Rapport mensuel de BCNUDH: ONU : En RDC, 42 membres de partis politiques détenus

 Rapport mensuel de BCNUDH: ONU : En RDC, 42 membres de partis politiques détenus

Le Bureau conjoint des Nations unies pour les droits de l’homme (BCNUDH) en République démocratique du Congo a, dans son dernier rapport mensuel, dénoncé le nombre de membres de partis politiques détenus après avoir été arrêtés par des services de renseignements.

Le BCNUDH estime que la situation humanitaire et celle des droits humains a continué à se dégrader dans le pays, précisant qu’ au moins 439 violations des droits humains ont été enregistrés pour le mois de janvier 2026.
Selon les Nations unies, les groupes sont en grande partie responsables de ces violences, soulignant que les provinces de l’est du pays sont les plus concernées par cette situation.
Le Bureau conjoint des Nations unies pour les droits de l’homme déclare avoir documenté les détentions tout en notant que plus de 40 membres de partis politiques étaient détenus par les services de renseignements à la fin du mois de janvier.

Prison militaire ou cachots clandestins
«Au 30 janvier dernier, ce sont en effet 42 membres de partis qui étaient en détention après avoir été arrêtés par des services de renseignements, que ce soit le Conseil national de cyberdéfense (CNC), la justice militaire ou par des personnes non encore identifiées. Ces personnes sont détenues à la prison militaire de Ndolo, à Kinshasa, et dans de nombreux cachots clandestins», souligne le document du BCNUDH.

Les détenus sont membres de l’opposition
Le BCNUDH affirme dans son compte rendu mensuel que la majorité de ces personnes sont des membres des partis politiques de l’opposition.

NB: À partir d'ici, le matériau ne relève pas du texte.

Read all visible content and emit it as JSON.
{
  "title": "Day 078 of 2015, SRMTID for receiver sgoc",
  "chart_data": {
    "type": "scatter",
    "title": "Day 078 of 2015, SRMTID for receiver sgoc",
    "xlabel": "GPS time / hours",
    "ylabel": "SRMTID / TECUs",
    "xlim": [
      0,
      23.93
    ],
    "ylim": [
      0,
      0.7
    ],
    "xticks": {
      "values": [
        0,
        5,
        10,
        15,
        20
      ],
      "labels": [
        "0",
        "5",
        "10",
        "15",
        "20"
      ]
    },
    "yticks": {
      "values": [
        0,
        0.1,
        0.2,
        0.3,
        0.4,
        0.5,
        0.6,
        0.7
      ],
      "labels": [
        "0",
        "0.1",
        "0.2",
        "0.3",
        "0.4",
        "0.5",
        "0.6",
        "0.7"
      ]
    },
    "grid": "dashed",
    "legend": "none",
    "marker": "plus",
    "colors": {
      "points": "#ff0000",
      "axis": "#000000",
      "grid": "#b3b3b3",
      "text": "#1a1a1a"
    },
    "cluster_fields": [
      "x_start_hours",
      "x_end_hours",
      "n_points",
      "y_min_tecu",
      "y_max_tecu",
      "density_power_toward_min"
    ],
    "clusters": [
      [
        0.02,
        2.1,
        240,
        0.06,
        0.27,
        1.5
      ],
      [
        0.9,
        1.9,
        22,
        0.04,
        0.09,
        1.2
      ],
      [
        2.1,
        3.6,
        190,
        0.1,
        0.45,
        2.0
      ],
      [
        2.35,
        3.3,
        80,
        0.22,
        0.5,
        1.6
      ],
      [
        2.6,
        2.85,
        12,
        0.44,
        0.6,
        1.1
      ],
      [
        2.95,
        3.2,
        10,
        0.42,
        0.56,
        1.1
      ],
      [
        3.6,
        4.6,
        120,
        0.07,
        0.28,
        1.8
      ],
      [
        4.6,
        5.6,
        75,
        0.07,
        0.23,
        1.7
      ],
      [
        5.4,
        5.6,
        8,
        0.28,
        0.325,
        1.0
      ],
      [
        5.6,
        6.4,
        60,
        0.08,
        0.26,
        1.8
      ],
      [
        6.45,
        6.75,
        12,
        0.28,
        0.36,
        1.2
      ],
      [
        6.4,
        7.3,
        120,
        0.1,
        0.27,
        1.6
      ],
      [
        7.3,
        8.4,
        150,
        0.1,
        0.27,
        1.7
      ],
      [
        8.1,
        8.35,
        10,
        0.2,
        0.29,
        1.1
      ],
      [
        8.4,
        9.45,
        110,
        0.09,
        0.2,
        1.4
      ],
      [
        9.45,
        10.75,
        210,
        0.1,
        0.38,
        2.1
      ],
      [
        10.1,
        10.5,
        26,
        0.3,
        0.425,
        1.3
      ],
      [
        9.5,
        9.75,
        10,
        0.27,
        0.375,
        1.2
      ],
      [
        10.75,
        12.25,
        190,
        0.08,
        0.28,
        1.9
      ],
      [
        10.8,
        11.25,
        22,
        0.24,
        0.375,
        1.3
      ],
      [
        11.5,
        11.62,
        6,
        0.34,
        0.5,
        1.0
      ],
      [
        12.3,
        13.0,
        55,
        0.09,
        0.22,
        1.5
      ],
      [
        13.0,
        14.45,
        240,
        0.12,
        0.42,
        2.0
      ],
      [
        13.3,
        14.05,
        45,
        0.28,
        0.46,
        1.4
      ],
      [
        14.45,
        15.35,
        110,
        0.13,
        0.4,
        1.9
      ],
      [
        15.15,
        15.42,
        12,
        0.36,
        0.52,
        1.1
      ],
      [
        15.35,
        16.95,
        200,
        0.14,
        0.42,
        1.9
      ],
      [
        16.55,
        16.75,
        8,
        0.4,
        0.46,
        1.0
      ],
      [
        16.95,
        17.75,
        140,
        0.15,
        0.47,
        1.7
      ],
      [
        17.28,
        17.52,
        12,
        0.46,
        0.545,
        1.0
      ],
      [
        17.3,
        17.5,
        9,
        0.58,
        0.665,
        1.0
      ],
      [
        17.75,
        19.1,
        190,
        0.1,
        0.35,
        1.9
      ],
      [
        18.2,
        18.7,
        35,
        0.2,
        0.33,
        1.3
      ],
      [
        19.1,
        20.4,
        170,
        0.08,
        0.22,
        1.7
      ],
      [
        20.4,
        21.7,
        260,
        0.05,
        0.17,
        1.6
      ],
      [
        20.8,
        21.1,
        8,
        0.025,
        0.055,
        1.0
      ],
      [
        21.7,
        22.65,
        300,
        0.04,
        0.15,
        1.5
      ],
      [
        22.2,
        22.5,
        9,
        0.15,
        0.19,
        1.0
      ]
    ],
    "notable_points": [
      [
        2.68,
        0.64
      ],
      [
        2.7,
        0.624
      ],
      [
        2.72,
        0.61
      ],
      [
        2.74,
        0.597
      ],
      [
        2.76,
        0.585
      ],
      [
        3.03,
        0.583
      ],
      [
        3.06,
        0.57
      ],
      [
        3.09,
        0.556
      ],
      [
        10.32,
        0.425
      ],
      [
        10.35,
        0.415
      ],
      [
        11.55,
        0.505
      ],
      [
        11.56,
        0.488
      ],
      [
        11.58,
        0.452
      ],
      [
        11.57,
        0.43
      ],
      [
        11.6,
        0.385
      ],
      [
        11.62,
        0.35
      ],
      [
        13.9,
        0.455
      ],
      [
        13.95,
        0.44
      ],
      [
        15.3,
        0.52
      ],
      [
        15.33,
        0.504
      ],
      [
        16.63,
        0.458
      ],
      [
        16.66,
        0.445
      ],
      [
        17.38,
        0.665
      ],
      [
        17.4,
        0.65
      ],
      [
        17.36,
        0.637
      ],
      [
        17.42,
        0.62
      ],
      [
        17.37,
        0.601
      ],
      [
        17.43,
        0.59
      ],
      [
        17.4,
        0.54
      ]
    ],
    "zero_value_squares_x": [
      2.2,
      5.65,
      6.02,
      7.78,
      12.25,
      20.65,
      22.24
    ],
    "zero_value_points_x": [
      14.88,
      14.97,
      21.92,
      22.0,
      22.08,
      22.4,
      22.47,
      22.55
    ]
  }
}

Ils seraient 20 du parti de Moïse Katumbi, «Ensemble pour la République», et quatre de celui de Joseph Kabila, le PPRD, dont le Secrétaire permanent Emmanuel Shadary et le vice-président Aubin Minaku, détenus respectivement depuis le 16 décembre 2025 et le 18 janvier dernier.

En mars 2026, selon rfi, le Bureau conjoint avait déjà communiqué des chiffres concernant cette fois-ci l’ensemble des détentions présumées au sein des services de renseignements congolais. La source précise que dans son précédent rapport, au moins 500 détenus avaient été recensés dans les geôles de l’Agence nationale de renseignements (ANR), du CNC et de l’état-major des renseignements militaires. Le Bureau conjoint avait alors demandé aux autorités de transférer l’ensemble de ces prisonniers devant les juridictions compétentes, conclu la source.